Enfin, la commission des lois a supprimé la disposition prévoyant le caractère rétroactif des ordonnances prises sur le fondement de l'article 1 er . Elle demande au Gouvernement d'établir la liste des mesures concernées, afin que le Sénat puisse se prononcer sur leur opportunité.

Cadre général des habilitations à légiférer par ordonnances
(texte de la commission des lois du Sénat)

Thèmes

Nombre d'habilitations

Durée des habilitations

Délai pour le dépôt
du PJL de ratification

Concertations obligatoires

Article 1 er

Diverses habilitations pour faire face
à l'épidémie
de covid-19

5

2 mois

(au lieu
de 6 mois)

2 mois

(au lieu
de 3 mois)

OUI

Article 2

Diverses habilitations

2

OUI

Article 3

Centralisation
des trésoreries publiques

Article supprimé

Article 4

Habilitations « post- Brexit »

3

7 mois

(au lieu
de 15 mois)

2 mois

(au lieu de 6 mois)

OUI

Source : commission des lois du Sénat

2. Supprimer ou préciser des habilitations trop générales

Conformément à la jurisprudence constitutionnelle, le Gouvernement doit indiquer avec suffisamment de précision les finalités (objectifs) de ses ordonnances ainsi que leurs secteurs d'intervention (pans du droit qu'il est proposé de modifier) 24 ( * ) .

Le Conseil constitutionnel a par exemple censuré une habilitation à légiférer par ordonnances qui visait, sans autre précision, à « redéfinir » les dispositifs d'insertion des personnes en situation de handicap 25 ( * ) .

Dans l'attente de précisions de la part du Gouvernement, la commission des lois a donc supprimé plusieurs habilitations « balai » , comme celle prolongeant le mandat des personnes élues (« hormis les mandats issus d'élections politiques ») ou celle permettant de prendre « toute (...) mesure » pour préserver la situation des Britanniques en France.

La commission a également précisé certaines habilitations , notamment en ce qui concerne le dialogue social dans les agences régionales de santé (ARS) et les missions confiées aux bénévoles de la réserve civique.

3. Inscrire plusieurs dispositifs « en clair »

Poursuivant le travail engagé par l'Assemblée nationale, la commission des lois a inscrit plusieurs dispositifs « en clair » et supprimé les habilitations correspondantes.

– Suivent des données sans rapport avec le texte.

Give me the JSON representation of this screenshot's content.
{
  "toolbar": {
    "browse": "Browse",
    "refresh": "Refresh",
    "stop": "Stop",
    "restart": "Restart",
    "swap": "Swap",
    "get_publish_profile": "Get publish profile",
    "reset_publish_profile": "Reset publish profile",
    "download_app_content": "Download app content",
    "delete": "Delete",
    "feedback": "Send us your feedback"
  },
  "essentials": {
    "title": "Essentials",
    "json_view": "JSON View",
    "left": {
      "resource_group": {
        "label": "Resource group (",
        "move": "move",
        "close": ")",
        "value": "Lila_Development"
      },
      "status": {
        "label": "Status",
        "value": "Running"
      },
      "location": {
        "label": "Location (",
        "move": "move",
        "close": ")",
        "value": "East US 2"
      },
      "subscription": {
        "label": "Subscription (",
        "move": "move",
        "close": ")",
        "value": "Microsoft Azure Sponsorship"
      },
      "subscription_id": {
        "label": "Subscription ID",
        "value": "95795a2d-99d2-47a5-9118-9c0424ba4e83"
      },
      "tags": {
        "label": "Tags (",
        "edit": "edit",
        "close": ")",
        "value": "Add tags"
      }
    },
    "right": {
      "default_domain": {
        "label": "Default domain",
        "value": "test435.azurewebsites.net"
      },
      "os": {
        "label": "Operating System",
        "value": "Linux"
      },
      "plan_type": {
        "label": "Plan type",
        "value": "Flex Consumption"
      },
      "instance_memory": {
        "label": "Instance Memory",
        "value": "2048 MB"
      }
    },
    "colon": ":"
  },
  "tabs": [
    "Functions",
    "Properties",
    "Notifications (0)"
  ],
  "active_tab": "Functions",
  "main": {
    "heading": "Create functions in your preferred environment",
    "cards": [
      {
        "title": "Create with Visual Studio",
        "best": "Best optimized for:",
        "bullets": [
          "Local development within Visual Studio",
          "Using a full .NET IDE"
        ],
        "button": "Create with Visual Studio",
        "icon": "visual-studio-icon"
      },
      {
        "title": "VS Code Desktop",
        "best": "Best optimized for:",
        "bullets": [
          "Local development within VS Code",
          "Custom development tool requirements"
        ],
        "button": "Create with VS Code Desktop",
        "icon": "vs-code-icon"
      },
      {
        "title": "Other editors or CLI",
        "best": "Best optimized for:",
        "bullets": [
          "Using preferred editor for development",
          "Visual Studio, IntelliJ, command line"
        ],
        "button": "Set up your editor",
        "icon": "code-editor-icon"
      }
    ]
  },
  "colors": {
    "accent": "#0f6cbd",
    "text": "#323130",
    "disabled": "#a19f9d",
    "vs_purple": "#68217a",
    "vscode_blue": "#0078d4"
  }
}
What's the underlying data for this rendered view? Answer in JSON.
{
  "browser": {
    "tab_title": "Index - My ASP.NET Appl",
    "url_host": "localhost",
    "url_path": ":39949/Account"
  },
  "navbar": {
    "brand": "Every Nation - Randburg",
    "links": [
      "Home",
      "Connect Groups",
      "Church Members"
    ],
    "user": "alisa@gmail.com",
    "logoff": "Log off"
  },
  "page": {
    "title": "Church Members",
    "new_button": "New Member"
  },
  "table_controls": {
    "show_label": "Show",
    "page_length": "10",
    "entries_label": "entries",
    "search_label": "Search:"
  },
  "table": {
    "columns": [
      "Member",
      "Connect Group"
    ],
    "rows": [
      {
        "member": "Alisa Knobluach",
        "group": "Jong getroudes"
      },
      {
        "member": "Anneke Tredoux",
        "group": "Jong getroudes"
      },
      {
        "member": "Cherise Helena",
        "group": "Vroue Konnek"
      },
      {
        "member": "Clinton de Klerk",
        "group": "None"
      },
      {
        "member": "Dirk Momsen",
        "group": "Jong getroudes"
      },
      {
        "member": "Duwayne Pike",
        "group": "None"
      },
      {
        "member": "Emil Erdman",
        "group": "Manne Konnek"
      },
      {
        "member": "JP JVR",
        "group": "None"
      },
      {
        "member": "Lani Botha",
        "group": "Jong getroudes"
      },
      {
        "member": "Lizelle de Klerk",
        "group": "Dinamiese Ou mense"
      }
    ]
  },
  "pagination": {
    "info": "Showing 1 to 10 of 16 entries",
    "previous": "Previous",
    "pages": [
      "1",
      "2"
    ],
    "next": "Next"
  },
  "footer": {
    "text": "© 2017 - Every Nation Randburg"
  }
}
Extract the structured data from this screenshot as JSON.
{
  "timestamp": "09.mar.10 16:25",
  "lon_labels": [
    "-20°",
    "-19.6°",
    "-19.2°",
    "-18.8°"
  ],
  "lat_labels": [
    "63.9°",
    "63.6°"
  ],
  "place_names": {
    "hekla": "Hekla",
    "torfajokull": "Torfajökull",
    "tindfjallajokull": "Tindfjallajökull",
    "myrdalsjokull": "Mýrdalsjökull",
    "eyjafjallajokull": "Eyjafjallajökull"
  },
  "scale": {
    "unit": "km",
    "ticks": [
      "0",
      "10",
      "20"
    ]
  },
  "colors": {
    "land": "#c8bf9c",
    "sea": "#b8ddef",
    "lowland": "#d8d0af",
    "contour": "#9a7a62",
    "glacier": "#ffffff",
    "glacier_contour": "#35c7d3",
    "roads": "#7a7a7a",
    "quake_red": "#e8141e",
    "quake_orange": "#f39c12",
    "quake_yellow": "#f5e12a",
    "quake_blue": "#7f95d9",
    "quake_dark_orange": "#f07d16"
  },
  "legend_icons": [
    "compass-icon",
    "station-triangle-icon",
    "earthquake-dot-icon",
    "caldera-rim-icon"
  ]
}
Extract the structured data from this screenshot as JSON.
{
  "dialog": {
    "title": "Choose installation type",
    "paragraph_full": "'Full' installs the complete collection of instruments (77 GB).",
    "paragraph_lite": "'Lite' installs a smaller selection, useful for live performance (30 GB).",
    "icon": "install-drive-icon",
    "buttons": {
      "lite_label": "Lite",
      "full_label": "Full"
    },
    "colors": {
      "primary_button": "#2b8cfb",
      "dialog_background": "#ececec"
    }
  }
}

Dispositifs inscrits « en clair » par la commission des lois : exemples

- Réduction de la durée des mandats des conseillers prud'hommes et des membres des commissions paritaires régionales interprofessionnelles désignés lors des prochains renouvellements, à due concurrence de l'allongement des mandats en cours

- Extension de la durée d'engagement des adjoints de sécurité et des volontaires en service de la gendarmerie ;

- Adaptation des règles d'emploi de la réserve civile de la police nationale et des règles de service des militaires ;

- Introduction d'une procédure ad hoc de transaction administrative dans le code de la consommation et d'un mécanisme d'indemnisation des consommateurs sous l'égide de la DGCCRF, pour assurer la cohérence du droit national avec le droit de l'Union européenne ;

- Prolongement et adaptation de l'expérimentation sur le relèvement des seuils de revente à perte et l'encadrement des promotions pour les denrées et certains produits alimentaires ;

- Définition de « l'autorité nationale de sécurité » pour la partie française du tunnel sous la Manche , en cas d'échec des négociations entre les Britanniques et l'Union européenne.

Au total, la commission a réduit le nombre d'habilitations à légiférer par ordonnances de 24 à 10 .

De manière complémentaire, la commission a amélioré les dispositifs adoptés par l'Assemblée nationale , par exemple en étendant la possibilité pour les établissements hospitaliers d'accueillir des agents publics mis à disposition.


* 23 Ordonnance n° 2020-347 du 27 mars 2020 adaptant le droit applicable au fonctionnement des établissements publics et des instances collégiales administratives pendant l'état d'urgence sanitaire.

* 24 Conseil constitutionnel, 26 juin 1986, Loi autorisant le Gouvernement à prendre diverses mesures d'ordre économique et social , décision n° 86-207 DC.

* 25 Conseil constitutionnel, 4 septembre 2018, Loi pour la liberté de choisir son avenir professionnel , décision n° 2017-751 DC.